Damar içinde plak yırtılması sonucu pıhtı ile tam tıkanma
Gençlerde sportif aktivitelerde ortaya çıkan ani ölümler erkeklerde kızlara oranla daha fazladır. Bu risk yaşla birlikte artmakta ve otuz yaş üstünde 100 kata kadar çıkmaktadır. Özellikle dayanıklılık isteyen sporlara başlamadan önce kalbin kontrol ettirilmesi gereklidir,
Önerilen spor türleri tempolu yürüyüş, yüzme, bisiklete binme, hafif tempolu koşma gibi egzersizlerdir.

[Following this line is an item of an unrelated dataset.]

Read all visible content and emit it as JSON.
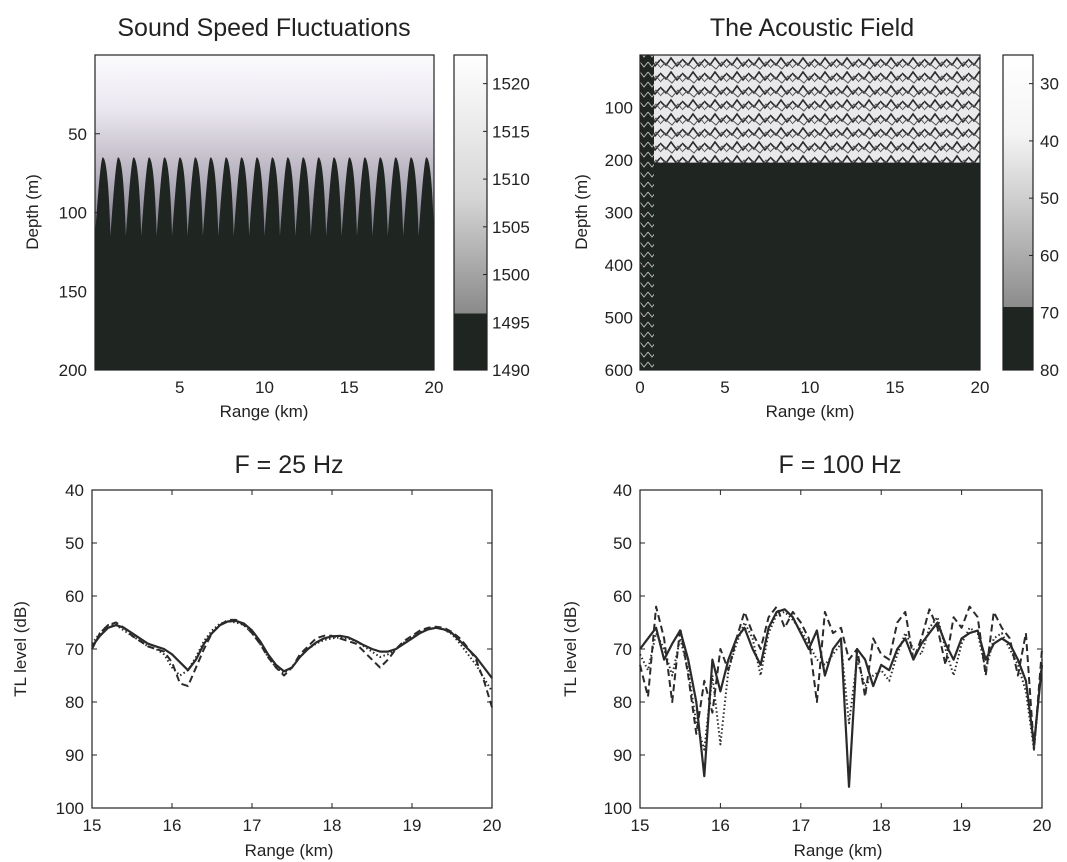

Kalp krizinde gençler yaşlılara göre daha şanssız
Yaşlandıkça damarlar arasında ‘köprü damarları’ oluşmaktadır. Bu durumda kalp, herhangi bir damar tıkanmasında diğer damardan kan alarak beslenmeye devam edebilmektedir. Gençlerde böyle bir yapı oluşmadığı için krize hazırlıksız olan kalp aniden durup, ölüme sebep verebilmektedir. Kişiyi hayatta bırakan bu ortamlar 50 yaşından sonda gelişmektedir. Ancak gençlerin kalbi buna hazır olmadığı için kriz ile birlikte ölüm ortaya çıkmaktadır. Kalp krizi olduğu zaman 50 yaşındaki bir insan hastaneye yetiştirilebilirken, daha genç bir kişi hastaneye ulaştırılamadan hayatını kaybetmektedir. Çünkü yaşlıları hayatta bırakan kalbi krize hazırlayan köprü damarları gençlerde bulunmamaktadır
Sonuç olarak sağlık için spor şarttır. Bunu sağlamanın yolu sporu yaşamımızın bir parçası olarak kabul etmektir. Ama unutmamalıyız ki bunu da ancak sağlıklı bir kalple gerçekleştirebiliriz.